Las condiciones las debe ir preguntando cada uno, a medida que sienta lo que este perdón implica. No debemos adelantar el formulario con todas las condiciones, porque espanta a los pecadores y esto es todo lo contrario de lo que Jesús hacía, que no solo no rechazaba a ningúan pecador, sino que los iba a buscar!
Lo que termina abriendo o cerrando la Misericordia es muchas veces algo casi imperceptible, es una cuestión de tiempo: una dinámica es dar el perdón primero y ponerse un paso (o varios) atrás del otro, esperando que vaya preguntando «qué debemos hacer». Siempre un paso atrás y «rebajando» la exigencia, como los apóstoles en el primer concilio de Jerusalén, que no querían «imponer cargas» a los nuevos convertidos, sino solo las indispensables, teniendo en cuenta la cultura de la época y las costumbres.
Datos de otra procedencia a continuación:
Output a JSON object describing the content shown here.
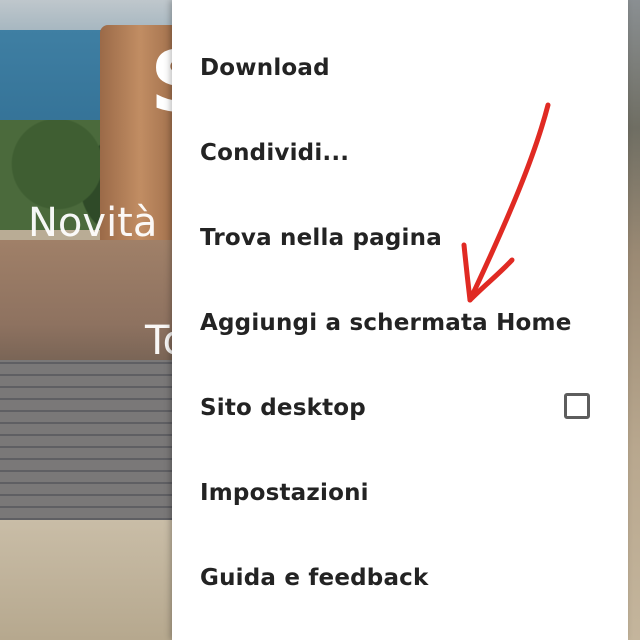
{
  "background": {
    "big_letter": "S",
    "line1": "Novità p",
    "line2": "To"
  },
  "menu": {
    "items": [
      {
        "label": "Download"
      },
      {
        "label": "Condividi..."
      },
      {
        "label": "Trova nella pagina"
      },
      {
        "label": "Aggiungi a schermata Home"
      },
      {
        "label": "Sito desktop",
        "checkbox": false
      },
      {
        "label": "Impostazioni"
      },
      {
        "label": "Guida e feedback"
      }
    ]
  },
  "annotation": {
    "arrow_icon": "red-hand-drawn-arrow-icon",
    "arrow_color": "#e02a23"
  }
}
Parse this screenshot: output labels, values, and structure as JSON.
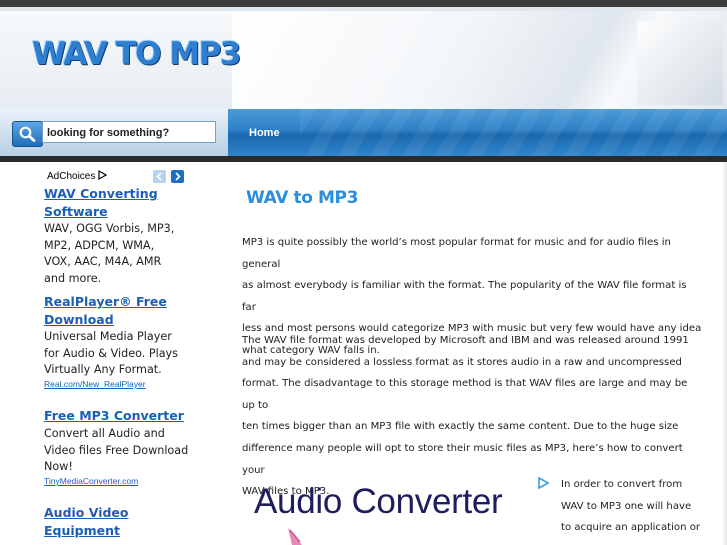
{
  "site": {
    "logo": "WAV TO MP3"
  },
  "search": {
    "placeholder": "looking for something?"
  },
  "nav": {
    "home": "Home"
  },
  "ads": {
    "adchoices_label": "AdChoices",
    "items": [
      {
        "title_line1": "WAV Converting",
        "title_line2": "Software",
        "desc": [
          "WAV, OGG Vorbis, MP3,",
          "MP2, ADPCM, WMA,",
          "VOX, AAC, M4A, AMR",
          "and more."
        ],
        "url": ""
      },
      {
        "title_line1": "RealPlayer® Free",
        "title_line2": "Download",
        "desc": [
          "Universal Media Player",
          "for Audio & Video. Plays",
          "Virtually Any Format."
        ],
        "url": "Real.com/New_RealPlayer"
      },
      {
        "title_line1": "Free MP3 Converter",
        "title_line2": "",
        "desc": [
          "Convert all Audio and",
          "Video files Free Download",
          "Now!"
        ],
        "url": "TinyMediaConverter.com"
      },
      {
        "title_line1": "Audio Video",
        "title_line2": "Equipment",
        "desc": [],
        "url": ""
      }
    ]
  },
  "article": {
    "title": "WAV to MP3",
    "para1": [
      "MP3 is quite possibly the world’s most popular format for music and for audio files in general",
      "as almost everybody is familiar with the format. The popularity of the WAV file format is far",
      "less and most persons would categorize MP3 with music but very few would have any idea",
      "what category WAV falls in."
    ],
    "para2": [
      "The WAV file format was developed by Microsoft and IBM and was released around 1991",
      "and may be considered a lossless format as it stores audio in a raw and uncompressed",
      "format. The disadvantage to this storage method is that WAV files are large and may be up to",
      "ten times bigger than an MP3 file with exactly the same content. Due to the huge size",
      "difference many people will opt to store their music files as MP3, here’s how to convert your",
      "WAV files to MP3."
    ],
    "banner_text": "Audio Converter",
    "para3": [
      "In order to convert from",
      "WAV to MP3 one will have",
      "to acquire an application or"
    ]
  },
  "colors": {
    "link": "#1a5fb4",
    "title": "#2b8ddb",
    "nav_blue": "#2d7fc6"
  }
}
La otra dinámica es la de pegar en la puerta de la Iglesia el folleto con las exigencias, los horarios y el precio de lo sacramentos, antes de verle la cara a nadie. Y mientras tanto, estar todo el día discutiendo qué dijo y qué no dijo tal acerca de quién puede o no puede comulgar, para que quede escrito en un libro, cuando vivimos en un mundo en el que hay cinco mil millones de hijos de Dios que ni siquiera saben que hay un Dios con el que se puede comulgar y que, de saberlo, preguntarían primero dónde está ese dios de pan y, como hacen los pobres, después de recibirlo y de saciarse, de dar las gracias y sonreír, al ver que es gratis y abundante y que renueva las fuerzas y da vida, solitos preguntarían qué pueden hacer para ayudar a darlo a los demás y, a medida que pase el tiempo, ocupados en esta tarea, surgirá sola la pregunta de si uno puede ser más digno para recibir mejor un don tan grande. En la familia, el pedir perdón de los propios egoísmos, no se impone, sino que nace de la sobreabundancia de amor gratuito y desinteresado que uno recibe durante toda la vida. Muchas veces pasa tiempo, hasta que uno se da cuenta de que el bien que recibió, brotó de la entrega libre de sus padres, de tanta paciencia y de tantos perdones. Entonces, sin que nadie lo exija, uno se siente en el deber de pedir perdón, de reparar, de mejorar, de aceptar los límites de los otros y de perdonarlos también.
El Señor garantiza todo esto Ascendiendo al cielo y sentándose junto al Padre, que es como decir: no digo nada más. Lo cual es decir: vuelvan a escuchar bien lo que he dicho, que es lo esencial.